Arianna si era trovata spesso a fare i conti con questa domanda: se per aiutare la gente si deve distruggere il pianeta che la ospita, ha senso intraprendere questa battaglia? Come si fa a salvare qualcuno sacrificando la terra in cui abita? Alla fine resti vivo ma sospeso nel limbo?

Lo pensava e intanto accelerava, terza, quarta, ingranata la quinta si lanciò come un proiettile sul letto di ratti per evitare che la bloccassero prima di raggiungere quelle persone in difficoltà.

Frenò e per poco non si schiantò contro un'auto in sosta. Spalancò la portiera lato passeggero e urlò: «Salite!».

Sebastian le riservò uno sguardo commosso che pareva dire sei il miracolo che non mi aspettavo.

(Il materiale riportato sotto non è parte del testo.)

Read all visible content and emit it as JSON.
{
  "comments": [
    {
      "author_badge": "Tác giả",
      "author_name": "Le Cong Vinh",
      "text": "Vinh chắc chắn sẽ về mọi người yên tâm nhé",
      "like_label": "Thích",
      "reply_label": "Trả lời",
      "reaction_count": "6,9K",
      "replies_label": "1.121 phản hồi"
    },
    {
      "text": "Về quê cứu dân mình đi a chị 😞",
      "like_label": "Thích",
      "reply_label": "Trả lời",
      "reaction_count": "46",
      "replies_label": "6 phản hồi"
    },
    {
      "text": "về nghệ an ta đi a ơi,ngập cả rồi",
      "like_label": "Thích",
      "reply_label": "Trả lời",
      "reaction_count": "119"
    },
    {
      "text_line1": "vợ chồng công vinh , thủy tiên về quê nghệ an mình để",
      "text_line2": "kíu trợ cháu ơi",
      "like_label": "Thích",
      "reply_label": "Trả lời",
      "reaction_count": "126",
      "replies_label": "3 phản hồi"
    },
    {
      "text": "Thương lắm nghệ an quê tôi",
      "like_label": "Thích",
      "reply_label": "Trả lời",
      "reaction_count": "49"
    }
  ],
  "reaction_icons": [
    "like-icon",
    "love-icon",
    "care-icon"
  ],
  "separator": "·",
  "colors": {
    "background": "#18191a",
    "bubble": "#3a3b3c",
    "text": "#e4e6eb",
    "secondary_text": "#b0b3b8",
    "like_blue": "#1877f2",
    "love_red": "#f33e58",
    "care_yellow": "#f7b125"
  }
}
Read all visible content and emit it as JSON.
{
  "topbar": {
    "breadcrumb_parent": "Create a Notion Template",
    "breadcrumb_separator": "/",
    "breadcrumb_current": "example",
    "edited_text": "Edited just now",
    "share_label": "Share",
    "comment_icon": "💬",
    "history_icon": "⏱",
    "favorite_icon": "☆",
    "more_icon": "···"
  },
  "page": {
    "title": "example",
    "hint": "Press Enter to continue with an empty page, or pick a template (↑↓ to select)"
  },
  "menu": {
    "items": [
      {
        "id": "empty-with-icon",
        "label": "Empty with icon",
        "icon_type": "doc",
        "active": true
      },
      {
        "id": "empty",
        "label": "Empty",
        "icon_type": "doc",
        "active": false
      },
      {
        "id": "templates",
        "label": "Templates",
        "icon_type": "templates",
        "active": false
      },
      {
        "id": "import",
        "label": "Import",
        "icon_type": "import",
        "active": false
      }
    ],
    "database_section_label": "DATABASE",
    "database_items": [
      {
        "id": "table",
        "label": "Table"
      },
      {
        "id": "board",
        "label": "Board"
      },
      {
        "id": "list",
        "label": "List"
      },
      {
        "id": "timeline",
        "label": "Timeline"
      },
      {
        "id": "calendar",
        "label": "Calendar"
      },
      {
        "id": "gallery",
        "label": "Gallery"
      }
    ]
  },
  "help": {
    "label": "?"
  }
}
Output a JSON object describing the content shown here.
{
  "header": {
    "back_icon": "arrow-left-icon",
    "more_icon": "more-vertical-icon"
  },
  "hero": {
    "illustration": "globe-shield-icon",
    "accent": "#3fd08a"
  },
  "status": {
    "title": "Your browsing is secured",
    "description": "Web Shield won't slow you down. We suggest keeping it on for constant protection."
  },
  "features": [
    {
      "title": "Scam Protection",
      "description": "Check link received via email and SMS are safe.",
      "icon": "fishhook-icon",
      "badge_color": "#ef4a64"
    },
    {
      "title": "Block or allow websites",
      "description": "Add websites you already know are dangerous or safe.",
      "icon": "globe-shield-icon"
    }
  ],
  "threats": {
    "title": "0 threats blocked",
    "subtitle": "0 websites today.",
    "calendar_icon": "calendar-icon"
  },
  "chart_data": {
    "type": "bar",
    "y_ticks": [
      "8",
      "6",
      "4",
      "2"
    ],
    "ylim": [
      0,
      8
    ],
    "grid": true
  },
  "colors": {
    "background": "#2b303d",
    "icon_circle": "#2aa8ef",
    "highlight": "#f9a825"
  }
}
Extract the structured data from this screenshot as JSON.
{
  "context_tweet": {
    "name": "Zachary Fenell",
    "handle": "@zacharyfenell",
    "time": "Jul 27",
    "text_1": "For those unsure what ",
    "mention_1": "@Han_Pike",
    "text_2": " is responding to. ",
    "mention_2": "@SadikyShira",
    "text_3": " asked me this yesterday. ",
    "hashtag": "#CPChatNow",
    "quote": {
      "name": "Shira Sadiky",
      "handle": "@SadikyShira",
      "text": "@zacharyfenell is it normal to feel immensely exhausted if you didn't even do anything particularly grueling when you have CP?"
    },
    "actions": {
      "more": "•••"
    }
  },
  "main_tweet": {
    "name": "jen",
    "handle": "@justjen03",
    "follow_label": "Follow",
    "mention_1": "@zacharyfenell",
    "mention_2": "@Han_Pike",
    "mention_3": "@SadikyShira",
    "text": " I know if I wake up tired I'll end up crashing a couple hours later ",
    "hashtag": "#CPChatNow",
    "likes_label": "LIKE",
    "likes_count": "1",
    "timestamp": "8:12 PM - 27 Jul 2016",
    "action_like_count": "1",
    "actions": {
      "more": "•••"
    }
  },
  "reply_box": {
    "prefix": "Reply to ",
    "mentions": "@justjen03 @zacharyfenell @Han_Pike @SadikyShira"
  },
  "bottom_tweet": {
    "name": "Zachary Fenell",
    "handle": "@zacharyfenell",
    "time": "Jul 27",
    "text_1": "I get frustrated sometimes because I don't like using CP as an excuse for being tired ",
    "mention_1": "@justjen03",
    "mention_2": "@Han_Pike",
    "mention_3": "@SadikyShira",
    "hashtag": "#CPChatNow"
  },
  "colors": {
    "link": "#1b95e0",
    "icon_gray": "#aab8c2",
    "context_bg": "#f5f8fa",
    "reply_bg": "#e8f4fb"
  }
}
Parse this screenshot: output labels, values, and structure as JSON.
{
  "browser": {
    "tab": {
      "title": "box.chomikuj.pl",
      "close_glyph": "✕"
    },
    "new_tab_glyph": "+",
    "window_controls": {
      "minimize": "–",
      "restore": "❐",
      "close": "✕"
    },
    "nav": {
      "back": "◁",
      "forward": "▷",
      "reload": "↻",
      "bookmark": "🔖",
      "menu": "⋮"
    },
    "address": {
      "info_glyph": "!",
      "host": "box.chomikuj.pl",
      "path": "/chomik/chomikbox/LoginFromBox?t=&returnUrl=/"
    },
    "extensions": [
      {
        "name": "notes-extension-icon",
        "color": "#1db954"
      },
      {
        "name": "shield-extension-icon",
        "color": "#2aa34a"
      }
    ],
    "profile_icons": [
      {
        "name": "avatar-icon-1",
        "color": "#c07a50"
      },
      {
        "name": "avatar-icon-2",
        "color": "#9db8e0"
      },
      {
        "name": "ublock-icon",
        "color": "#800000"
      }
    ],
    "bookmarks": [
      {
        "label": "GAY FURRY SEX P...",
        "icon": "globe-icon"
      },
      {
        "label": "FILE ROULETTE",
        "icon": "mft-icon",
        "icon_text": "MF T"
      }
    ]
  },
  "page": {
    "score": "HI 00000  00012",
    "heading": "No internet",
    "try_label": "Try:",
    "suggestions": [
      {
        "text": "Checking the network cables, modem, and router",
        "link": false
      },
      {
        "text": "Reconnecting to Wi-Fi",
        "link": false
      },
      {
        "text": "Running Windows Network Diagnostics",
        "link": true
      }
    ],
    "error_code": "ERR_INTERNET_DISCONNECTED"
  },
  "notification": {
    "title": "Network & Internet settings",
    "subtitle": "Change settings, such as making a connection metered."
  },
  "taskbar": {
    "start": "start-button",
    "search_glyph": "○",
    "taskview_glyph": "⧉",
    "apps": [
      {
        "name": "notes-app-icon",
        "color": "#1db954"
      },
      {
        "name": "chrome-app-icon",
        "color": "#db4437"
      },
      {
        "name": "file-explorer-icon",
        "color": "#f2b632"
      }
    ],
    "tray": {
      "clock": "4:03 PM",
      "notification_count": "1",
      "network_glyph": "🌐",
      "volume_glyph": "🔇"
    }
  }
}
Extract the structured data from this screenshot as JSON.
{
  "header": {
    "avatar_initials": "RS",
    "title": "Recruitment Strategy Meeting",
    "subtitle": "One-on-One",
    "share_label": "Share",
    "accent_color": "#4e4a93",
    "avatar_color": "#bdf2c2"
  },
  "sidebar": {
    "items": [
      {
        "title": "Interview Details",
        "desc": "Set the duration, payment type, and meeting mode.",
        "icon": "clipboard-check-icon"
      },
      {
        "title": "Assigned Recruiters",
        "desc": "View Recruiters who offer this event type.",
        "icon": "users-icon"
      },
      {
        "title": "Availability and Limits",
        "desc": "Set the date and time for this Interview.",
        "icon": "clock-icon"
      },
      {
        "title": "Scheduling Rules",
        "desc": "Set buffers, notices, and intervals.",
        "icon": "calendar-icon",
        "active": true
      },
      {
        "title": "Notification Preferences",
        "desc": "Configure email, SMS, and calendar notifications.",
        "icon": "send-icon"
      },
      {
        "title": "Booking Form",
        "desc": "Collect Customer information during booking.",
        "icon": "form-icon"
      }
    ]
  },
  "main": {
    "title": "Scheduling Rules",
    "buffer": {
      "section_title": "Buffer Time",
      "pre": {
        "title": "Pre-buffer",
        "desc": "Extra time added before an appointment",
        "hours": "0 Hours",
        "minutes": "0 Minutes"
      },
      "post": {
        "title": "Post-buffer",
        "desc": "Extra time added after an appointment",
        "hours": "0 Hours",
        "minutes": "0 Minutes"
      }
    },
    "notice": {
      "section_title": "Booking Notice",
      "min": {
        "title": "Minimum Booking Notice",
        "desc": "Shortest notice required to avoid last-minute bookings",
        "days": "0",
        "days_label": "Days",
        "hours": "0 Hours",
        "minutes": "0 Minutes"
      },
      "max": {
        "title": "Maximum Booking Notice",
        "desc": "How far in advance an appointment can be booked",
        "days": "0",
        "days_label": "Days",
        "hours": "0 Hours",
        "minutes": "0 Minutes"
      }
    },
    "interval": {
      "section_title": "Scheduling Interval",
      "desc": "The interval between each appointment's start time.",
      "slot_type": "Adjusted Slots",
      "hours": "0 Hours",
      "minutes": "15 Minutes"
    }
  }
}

Montarono in cinque: Seb, due donne, un uomo anziano ferito a una gamba e una bambina in lacrime.

Subito Arianna girò il volante e si rimise in carreggiata, guadagnò terreno e si lanciò a tutto gas verso il palo su cui Giancarlo stava scivolando. Lo vide urlare ma non riusciva a sentirlo.

Frenò col cofano a un centimetro dal palo e Giancarlo atterrò sul tetto dell'auto. Le passò la telecamera attraverso il finestrino. Urlò: «Prendila!»

Arianna era incredula: Giancarlo avrebbe salvato la notizia prima che la vita.

In lei tornò ad affacciarsi prepotente il dilemma: che te ne fai della verità se non resta nessuno a cui raccontarla?

I ratti arrivarono in folla, doveva allontanarli con una sterzata pericolosa ma per farlo avrebbe fatto precipitare Giancarlo. Non seppe decidersi e in pochi secondi l'auto fu invasa. Montarono e oscurarono la visuale. Erano ovunque: fecero vibrare la carrozzeria. D'istinto Arianna serrò i vetri, azionò persino le sicure. I passeggeri urlavano.

Giancarlo poteva essere morto proprio sopra di loro e lei lo aveva condannato.

Strinse istintivamente la mano di Sebastian che le sedeva accanto.

«Ho fatto lo stesso sbaglio dei miei genitori» mormorò.

Sebastian strinse più forte. «Sono giornalisti anche loro?»

Sepolti tra le lamiere, Arianna pensò di morire.

«No, peggio.» Chiuse gli occhi, «Non li ho mai perdonati per aver abbandonato me e mio fratello. Ma io non sono stata da meno».

«Cosa dici? Secondo te è uno sbaglio aiutare le persone?» rispose con un filo di voce, «Perché è questo che hai appena fatto».

Una fiammata riempì l'orizzonte.

Un suono unisono e straziante si levò tutt'intorno: i ratti stavano urlando.

«Cos'è?» gridò Arianna. E dietro di lei il pianto disperato della bambina aumentò.

Udirono l'eco di una sirena e i ratti cominciarono a cadere uno dopo l'altro arrostiti.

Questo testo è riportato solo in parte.